The Draft Newt PAC faces a formidable incumbent Sen. Mark R. Warner, Virginia Democrat, a popular former governor first elected to the U.S. Senate in 2008.
“We want a credible challenger to Mark Warner, and no one could do what Newt could do to fight — and win,” said Andrew Hemingway, Mr. Gingrich’s 2012 state director in New Hampshire and national director of digital fundraising. “U.S. Senator Newt Gingrich would be an immediate game changer, giving conservatives another voice that would take the fight to the Obama administration.
Since July, Mr. Warner has maintained a job approval rating of 61 percent in Quinnipiac University polling, with just 22 percent of voters disapproving in a new survey released Thursday.
“With his history of support for far-reaching government reforms and fiscal sanity — for actually balancing the budget — Newt Gingrich was Tea Party before there was a tea party,” said Dan Backer, the PAC’s treasurer. “No one can better articulate the values of millions of Virginians seeking an end to government overreach, the repeal of Obamacare and tax relief for hardworking Americans. And, Newt is one of the few potential candidates who can unite tea party conservatives and establishment republicans behind a winning ticket.”
But Mr. Gingrich, now a cohost of CNN’s “Crossfire,” didn’t even get an opportunity to do so in his most recent venture into elective politics in the commonwealth.
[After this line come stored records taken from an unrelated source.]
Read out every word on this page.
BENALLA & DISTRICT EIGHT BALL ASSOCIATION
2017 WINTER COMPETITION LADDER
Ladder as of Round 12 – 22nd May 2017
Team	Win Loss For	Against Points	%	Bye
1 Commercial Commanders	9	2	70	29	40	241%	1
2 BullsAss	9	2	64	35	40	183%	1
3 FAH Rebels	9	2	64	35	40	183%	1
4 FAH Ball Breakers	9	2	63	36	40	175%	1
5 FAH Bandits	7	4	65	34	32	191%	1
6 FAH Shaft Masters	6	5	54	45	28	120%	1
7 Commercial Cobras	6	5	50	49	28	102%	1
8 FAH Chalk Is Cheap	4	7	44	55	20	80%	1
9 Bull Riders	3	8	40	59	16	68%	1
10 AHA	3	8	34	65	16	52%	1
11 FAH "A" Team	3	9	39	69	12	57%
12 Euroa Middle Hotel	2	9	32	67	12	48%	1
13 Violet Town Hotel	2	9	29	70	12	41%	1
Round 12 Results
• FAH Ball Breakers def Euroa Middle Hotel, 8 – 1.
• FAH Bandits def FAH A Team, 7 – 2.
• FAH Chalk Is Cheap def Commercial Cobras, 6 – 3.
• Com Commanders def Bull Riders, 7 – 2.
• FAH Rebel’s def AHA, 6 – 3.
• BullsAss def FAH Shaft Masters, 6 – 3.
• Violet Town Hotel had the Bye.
Earlier this year, a Virginia man pleaded guilty to forging thousands of signatures in trying to get Mr. Gingrich on the ballot in the state’s 2012 GOP presidential primary, according to WVIR-TV in Charlottesville.
In December 2011, Adam Ward collected more than 11,000 signatures, according to prosecutors, but investigators could not verify more than 4,000 of them, the NBC affiliate reported.
Mr. Gingrich was one of several GOP presidential candidates who failed to amass the necessary 10,000 petition signatures to get on the Virginia primary ballot and who was part of an unsuccessful lawsuit to try to do so. That led to a one-on-one match-up between eventual GOP nominee Mitt Romney and former Rep. Ron Paul, Texas Republican. Mr. Romney took about 60 percent of the vote.
At a campaign stop in Iowa in December 2011, Mr. Gingrich essentially admitted as much, though his estimate differs from the number of signatures investigators said they could not verify.
“We hired somebody who turned in false signatures,” he said then. “We turned in 11,100 — we needed 10,000 — 1,500 of them were by one guy who, frankly, committed fraud.”